Continuous and discrete models in population biology

This dissertation consists of four chapters. Chapter one contains a brief introduction to population biology. Chapter two studies the long term behavior of a discrete time Beverton-Holt competition model where a competition takes place between n different species (traits). It is shown that the population with maximal fitness will outcompete all other populations locally. Global stability results are also provided for the case of two populations and the case of a restrictive condition. Derivation of this model from its continuous version is also provided. In Chapter three, we consider a selection model with safe refuge. It is assumed that the mortality function is density dependent and that individuals with "weak" traits are able to disperse to a safe refuge patch and avoid competition with individuals carrying the strongest trait. It is shown that if any subpopulation with a "weak" trait does not have a safe refuge then it will become extinct. Therefore, for survival of n traits, n-1 safe refuge patches are needed. Global asymptotic stability results and a detailed study of two examples are provided. Chapter four includes a three stage discrete time model.
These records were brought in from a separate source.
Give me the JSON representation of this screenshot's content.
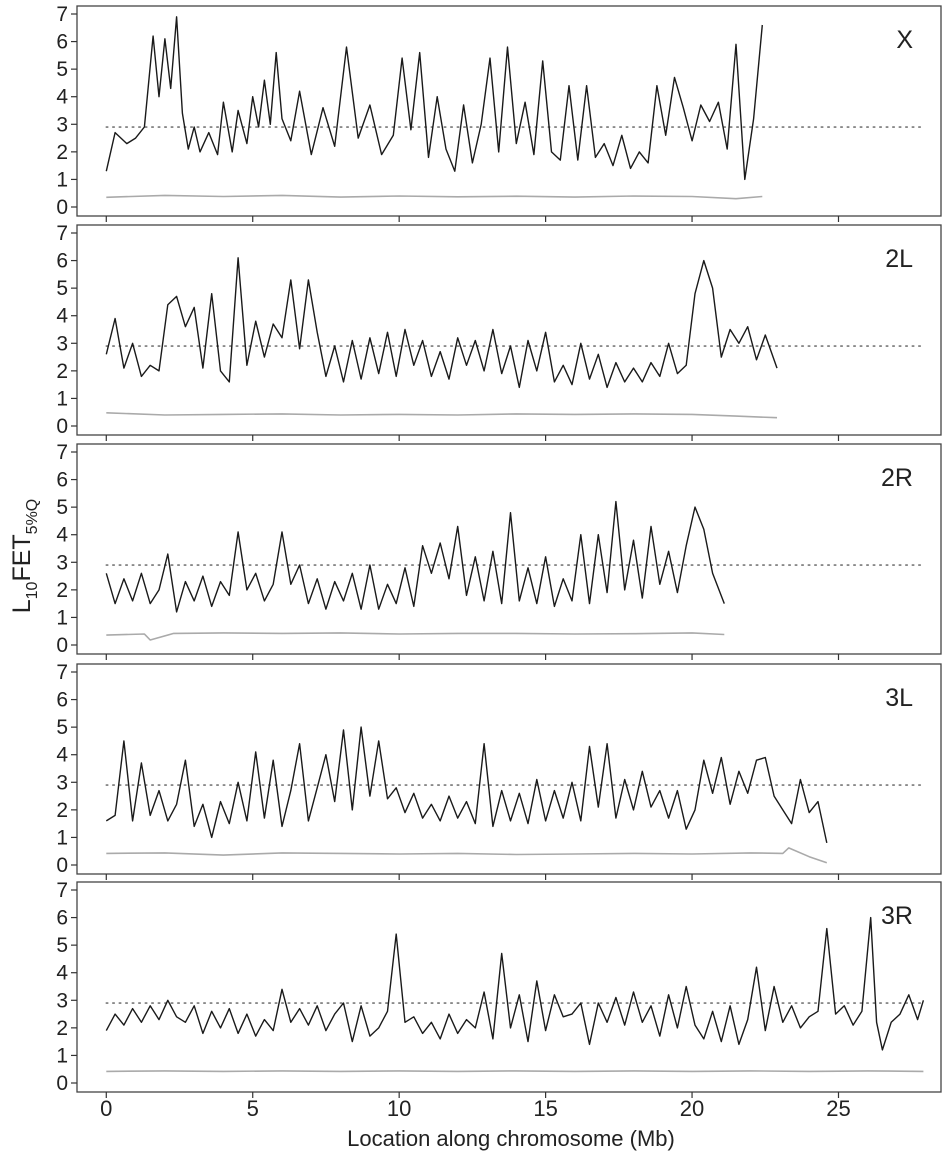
{
  "figure": {
    "ylabel_main": "L",
    "ylabel_sub1": "10",
    "ylabel_mid": "FET",
    "ylabel_sub2": "5%Q",
    "xlabel": "Location along chromosome (Mb)",
    "x_ticks": [
      "0",
      "5",
      "10",
      "15",
      "20",
      "25"
    ],
    "y_ticks": [
      "0",
      "1",
      "2",
      "3",
      "4",
      "5",
      "6",
      "7"
    ]
  },
  "colors": {
    "observed_line": "#1a1a1a",
    "null_line": "#aaaaaa",
    "threshold_line": "#777777",
    "panel_border": "#444444"
  },
  "chart_data": [
    {
      "type": "line",
      "panel": "X",
      "xlim": [
        -1,
        28.5
      ],
      "ylim": [
        0,
        7
      ],
      "threshold": 2.9,
      "x_max": 22.4,
      "series": [
        {
          "role": "observed",
          "x": [
            0.0,
            0.3,
            0.7,
            1.0,
            1.3,
            1.6,
            1.8,
            2.0,
            2.2,
            2.4,
            2.6,
            2.8,
            3.0,
            3.2,
            3.5,
            3.8,
            4.0,
            4.3,
            4.5,
            4.8,
            5.0,
            5.2,
            5.4,
            5.6,
            5.8,
            6.0,
            6.3,
            6.6,
            7.0,
            7.4,
            7.8,
            8.2,
            8.6,
            9.0,
            9.4,
            9.8,
            10.1,
            10.4,
            10.7,
            11.0,
            11.3,
            11.6,
            11.9,
            12.2,
            12.5,
            12.8,
            13.1,
            13.4,
            13.7,
            14.0,
            14.3,
            14.6,
            14.9,
            15.2,
            15.5,
            15.8,
            16.1,
            16.4,
            16.7,
            17.0,
            17.3,
            17.6,
            17.9,
            18.2,
            18.5,
            18.8,
            19.1,
            19.4,
            19.7,
            20.0,
            20.3,
            20.6,
            20.9,
            21.2,
            21.5,
            21.8,
            22.1,
            22.4
          ],
          "values": [
            1.3,
            2.7,
            2.3,
            2.5,
            2.9,
            6.2,
            4.0,
            6.1,
            4.3,
            6.9,
            3.4,
            2.1,
            2.9,
            2.0,
            2.7,
            1.9,
            3.8,
            2.0,
            3.5,
            2.3,
            4.0,
            2.9,
            4.6,
            3.0,
            5.6,
            3.2,
            2.4,
            4.2,
            1.9,
            3.6,
            2.2,
            5.8,
            2.5,
            3.7,
            1.9,
            2.6,
            5.4,
            2.8,
            5.6,
            1.8,
            4.0,
            2.1,
            1.3,
            3.7,
            1.6,
            3.0,
            5.4,
            2.0,
            5.8,
            2.3,
            3.8,
            1.9,
            5.3,
            2.0,
            1.7,
            4.4,
            1.7,
            4.4,
            1.8,
            2.3,
            1.5,
            2.6,
            1.4,
            2.0,
            1.6,
            4.4,
            2.6,
            4.7,
            3.6,
            2.4,
            3.7,
            3.1,
            3.8,
            2.1,
            5.9,
            1.0,
            3.2,
            6.6
          ]
        },
        {
          "role": "null",
          "x": [
            0.0,
            2.0,
            4.0,
            6.0,
            8.0,
            10.0,
            12.0,
            14.0,
            16.0,
            18.0,
            20.0,
            21.5,
            22.4
          ],
          "values": [
            0.35,
            0.42,
            0.38,
            0.42,
            0.36,
            0.4,
            0.37,
            0.39,
            0.36,
            0.4,
            0.38,
            0.3,
            0.38
          ]
        }
      ]
    },
    {
      "type": "line",
      "panel": "2L",
      "xlim": [
        -1,
        28.5
      ],
      "ylim": [
        0,
        7
      ],
      "threshold": 2.9,
      "x_max": 22.9,
      "series": [
        {
          "role": "observed",
          "x": [
            0.0,
            0.3,
            0.6,
            0.9,
            1.2,
            1.5,
            1.8,
            2.1,
            2.4,
            2.7,
            3.0,
            3.3,
            3.6,
            3.9,
            4.2,
            4.5,
            4.8,
            5.1,
            5.4,
            5.7,
            6.0,
            6.3,
            6.6,
            6.9,
            7.2,
            7.5,
            7.8,
            8.1,
            8.4,
            8.7,
            9.0,
            9.3,
            9.6,
            9.9,
            10.2,
            10.5,
            10.8,
            11.1,
            11.4,
            11.7,
            12.0,
            12.3,
            12.6,
            12.9,
            13.2,
            13.5,
            13.8,
            14.1,
            14.4,
            14.7,
            15.0,
            15.3,
            15.6,
            15.9,
            16.2,
            16.5,
            16.8,
            17.1,
            17.4,
            17.7,
            18.0,
            18.3,
            18.6,
            18.9,
            19.2,
            19.5,
            19.8,
            20.1,
            20.4,
            20.7,
            21.0,
            21.3,
            21.6,
            21.9,
            22.2,
            22.5,
            22.9
          ],
          "values": [
            2.6,
            3.9,
            2.1,
            3.0,
            1.8,
            2.2,
            2.0,
            4.4,
            4.7,
            3.6,
            4.3,
            2.1,
            4.8,
            2.0,
            1.6,
            6.1,
            2.2,
            3.8,
            2.5,
            3.7,
            3.2,
            5.3,
            2.8,
            5.3,
            3.4,
            1.8,
            2.9,
            1.6,
            3.1,
            1.7,
            3.2,
            1.9,
            3.4,
            1.8,
            3.5,
            2.2,
            3.1,
            1.8,
            2.7,
            1.7,
            3.2,
            2.2,
            3.1,
            2.0,
            3.5,
            1.9,
            2.9,
            1.4,
            3.1,
            2.0,
            3.4,
            1.6,
            2.2,
            1.5,
            3.0,
            1.7,
            2.6,
            1.4,
            2.3,
            1.6,
            2.1,
            1.6,
            2.3,
            1.8,
            3.0,
            1.9,
            2.2,
            4.8,
            6.0,
            5.0,
            2.5,
            3.5,
            3.0,
            3.6,
            2.4,
            3.3,
            2.1
          ]
        },
        {
          "role": "null",
          "x": [
            0.0,
            2.0,
            4.0,
            6.0,
            8.0,
            10.0,
            12.0,
            14.0,
            16.0,
            18.0,
            20.0,
            21.5,
            22.9
          ],
          "values": [
            0.48,
            0.4,
            0.42,
            0.44,
            0.4,
            0.42,
            0.4,
            0.44,
            0.42,
            0.44,
            0.42,
            0.36,
            0.3
          ]
        }
      ]
    },
    {
      "type": "line",
      "panel": "2R",
      "xlim": [
        -1,
        28.5
      ],
      "ylim": [
        0,
        7
      ],
      "threshold": 2.9,
      "x_max": 21.1,
      "series": [
        {
          "role": "observed",
          "x": [
            0.0,
            0.3,
            0.6,
            0.9,
            1.2,
            1.5,
            1.8,
            2.1,
            2.4,
            2.7,
            3.0,
            3.3,
            3.6,
            3.9,
            4.2,
            4.5,
            4.8,
            5.1,
            5.4,
            5.7,
            6.0,
            6.3,
            6.6,
            6.9,
            7.2,
            7.5,
            7.8,
            8.1,
            8.4,
            8.7,
            9.0,
            9.3,
            9.6,
            9.9,
            10.2,
            10.5,
            10.8,
            11.1,
            11.4,
            11.7,
            12.0,
            12.3,
            12.6,
            12.9,
            13.2,
            13.5,
            13.8,
            14.1,
            14.4,
            14.7,
            15.0,
            15.3,
            15.6,
            15.9,
            16.2,
            16.5,
            16.8,
            17.1,
            17.4,
            17.7,
            18.0,
            18.3,
            18.6,
            18.9,
            19.2,
            19.5,
            19.8,
            20.1,
            20.4,
            20.7,
            21.1
          ],
          "values": [
            2.6,
            1.5,
            2.4,
            1.6,
            2.6,
            1.5,
            2.0,
            3.3,
            1.2,
            2.3,
            1.6,
            2.5,
            1.4,
            2.3,
            1.8,
            4.1,
            2.0,
            2.6,
            1.6,
            2.2,
            4.1,
            2.2,
            2.9,
            1.5,
            2.4,
            1.3,
            2.3,
            1.6,
            2.6,
            1.3,
            2.9,
            1.3,
            2.2,
            1.5,
            2.8,
            1.4,
            3.6,
            2.6,
            3.7,
            2.4,
            4.3,
            1.8,
            3.2,
            1.6,
            3.4,
            1.5,
            4.8,
            1.6,
            2.8,
            1.5,
            3.2,
            1.4,
            2.4,
            1.6,
            4.0,
            1.5,
            4.0,
            1.9,
            5.2,
            2.0,
            3.8,
            1.7,
            4.3,
            2.2,
            3.4,
            1.9,
            3.6,
            5.0,
            4.2,
            2.6,
            1.5
          ]
        },
        {
          "role": "null",
          "x": [
            0.0,
            1.3,
            1.5,
            2.3,
            4.0,
            6.0,
            8.0,
            10.0,
            12.0,
            14.0,
            16.0,
            18.0,
            20.0,
            21.1
          ],
          "values": [
            0.36,
            0.4,
            0.18,
            0.42,
            0.44,
            0.42,
            0.44,
            0.4,
            0.42,
            0.42,
            0.4,
            0.41,
            0.44,
            0.38
          ]
        }
      ]
    },
    {
      "type": "line",
      "panel": "3L",
      "xlim": [
        -1,
        28.5
      ],
      "ylim": [
        0,
        7
      ],
      "threshold": 2.9,
      "x_max": 24.6,
      "series": [
        {
          "role": "observed",
          "x": [
            0.0,
            0.3,
            0.6,
            0.9,
            1.2,
            1.5,
            1.8,
            2.1,
            2.4,
            2.7,
            3.0,
            3.3,
            3.6,
            3.9,
            4.2,
            4.5,
            4.8,
            5.1,
            5.4,
            5.7,
            6.0,
            6.3,
            6.6,
            6.9,
            7.2,
            7.5,
            7.8,
            8.1,
            8.4,
            8.7,
            9.0,
            9.3,
            9.6,
            9.9,
            10.2,
            10.5,
            10.8,
            11.1,
            11.4,
            11.7,
            12.0,
            12.3,
            12.6,
            12.9,
            13.2,
            13.5,
            13.8,
            14.1,
            14.4,
            14.7,
            15.0,
            15.3,
            15.6,
            15.9,
            16.2,
            16.5,
            16.8,
            17.1,
            17.4,
            17.7,
            18.0,
            18.3,
            18.6,
            18.9,
            19.2,
            19.5,
            19.8,
            20.1,
            20.4,
            20.7,
            21.0,
            21.3,
            21.6,
            21.9,
            22.2,
            22.5,
            22.8,
            23.1,
            23.4,
            23.7,
            24.0,
            24.3,
            24.6
          ],
          "values": [
            1.6,
            1.8,
            4.5,
            1.6,
            3.7,
            1.8,
            2.7,
            1.6,
            2.2,
            3.8,
            1.4,
            2.2,
            1.0,
            2.3,
            1.5,
            3.0,
            1.6,
            4.1,
            1.7,
            3.8,
            1.4,
            2.7,
            4.4,
            1.6,
            2.8,
            4.0,
            2.3,
            4.9,
            2.0,
            5.0,
            2.5,
            4.5,
            2.4,
            2.8,
            1.9,
            2.6,
            1.7,
            2.2,
            1.6,
            2.5,
            1.7,
            2.3,
            1.5,
            4.4,
            1.4,
            2.7,
            1.6,
            2.6,
            1.5,
            3.1,
            1.6,
            2.7,
            1.7,
            3.0,
            1.6,
            4.3,
            2.1,
            4.4,
            1.7,
            3.1,
            2.0,
            3.4,
            2.1,
            2.7,
            1.7,
            2.7,
            1.3,
            2.0,
            3.8,
            2.6,
            3.9,
            2.2,
            3.4,
            2.6,
            3.8,
            3.9,
            2.5,
            2.0,
            1.5,
            3.1,
            1.9,
            2.3,
            0.8
          ]
        },
        {
          "role": "null",
          "x": [
            0.0,
            2.0,
            4.0,
            6.0,
            8.0,
            10.0,
            12.0,
            14.0,
            16.0,
            18.0,
            20.0,
            22.0,
            23.1,
            23.3,
            24.0,
            24.6
          ],
          "values": [
            0.42,
            0.44,
            0.36,
            0.44,
            0.42,
            0.4,
            0.42,
            0.38,
            0.4,
            0.42,
            0.4,
            0.44,
            0.42,
            0.62,
            0.3,
            0.08
          ]
        }
      ]
    },
    {
      "type": "line",
      "panel": "3R",
      "xlim": [
        -1,
        28.5
      ],
      "ylim": [
        0,
        7
      ],
      "threshold": 2.9,
      "x_max": 27.9,
      "series": [
        {
          "role": "observed",
          "x": [
            0.0,
            0.3,
            0.6,
            0.9,
            1.2,
            1.5,
            1.8,
            2.1,
            2.4,
            2.7,
            3.0,
            3.3,
            3.6,
            3.9,
            4.2,
            4.5,
            4.8,
            5.1,
            5.4,
            5.7,
            6.0,
            6.3,
            6.6,
            6.9,
            7.2,
            7.5,
            7.8,
            8.1,
            8.4,
            8.7,
            9.0,
            9.3,
            9.6,
            9.9,
            10.2,
            10.5,
            10.8,
            11.1,
            11.4,
            11.7,
            12.0,
            12.3,
            12.6,
            12.9,
            13.2,
            13.5,
            13.8,
            14.1,
            14.4,
            14.7,
            15.0,
            15.3,
            15.6,
            15.9,
            16.2,
            16.5,
            16.8,
            17.1,
            17.4,
            17.7,
            18.0,
            18.3,
            18.6,
            18.9,
            19.2,
            19.5,
            19.8,
            20.1,
            20.4,
            20.7,
            21.0,
            21.3,
            21.6,
            21.9,
            22.2,
            22.5,
            22.8,
            23.1,
            23.4,
            23.7,
            24.0,
            24.3,
            24.6,
            24.9,
            25.2,
            25.5,
            25.8,
            26.1,
            26.3,
            26.5,
            26.8,
            27.1,
            27.4,
            27.7,
            27.9
          ],
          "values": [
            1.9,
            2.5,
            2.1,
            2.7,
            2.2,
            2.8,
            2.3,
            3.0,
            2.4,
            2.2,
            2.8,
            1.8,
            2.6,
            2.0,
            2.7,
            1.8,
            2.5,
            1.7,
            2.3,
            1.9,
            3.4,
            2.2,
            2.7,
            2.1,
            2.8,
            1.9,
            2.5,
            2.9,
            1.5,
            2.8,
            1.7,
            2.0,
            2.6,
            5.4,
            2.2,
            2.4,
            1.8,
            2.2,
            1.6,
            2.5,
            1.8,
            2.3,
            2.0,
            3.3,
            1.6,
            4.7,
            2.0,
            3.2,
            1.5,
            3.7,
            1.9,
            3.2,
            2.4,
            2.5,
            2.9,
            1.4,
            2.9,
            2.2,
            3.1,
            2.1,
            3.3,
            2.2,
            2.8,
            1.7,
            3.2,
            2.0,
            3.5,
            2.1,
            1.6,
            2.6,
            1.5,
            2.8,
            1.4,
            2.3,
            4.2,
            1.9,
            3.5,
            2.2,
            2.8,
            2.0,
            2.4,
            2.6,
            5.6,
            2.5,
            2.8,
            2.1,
            2.6,
            6.0,
            2.2,
            1.2,
            2.2,
            2.5,
            3.2,
            2.3,
            3.0
          ]
        },
        {
          "role": "null",
          "x": [
            0.0,
            2.0,
            4.0,
            6.0,
            8.0,
            10.0,
            12.0,
            14.0,
            16.0,
            18.0,
            20.0,
            22.0,
            24.0,
            26.0,
            27.9
          ],
          "values": [
            0.42,
            0.44,
            0.42,
            0.44,
            0.42,
            0.44,
            0.42,
            0.44,
            0.42,
            0.44,
            0.42,
            0.44,
            0.42,
            0.44,
            0.42
          ]
        }
      ]
    }
  ]
}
The birth rate is assumed to be constant (continuous breeding) in one part and time-dependent (seasonal breeding) in another. Global asymptotic stability is established for both types. When comparing continuous breeding to seasonal, it is found that continuous breeding with period two is advantageous for all values of birth rates. Numerical simulation suggests that seasonal breeding with period three is advantageous for low birth rates and deleterious for high birth rates.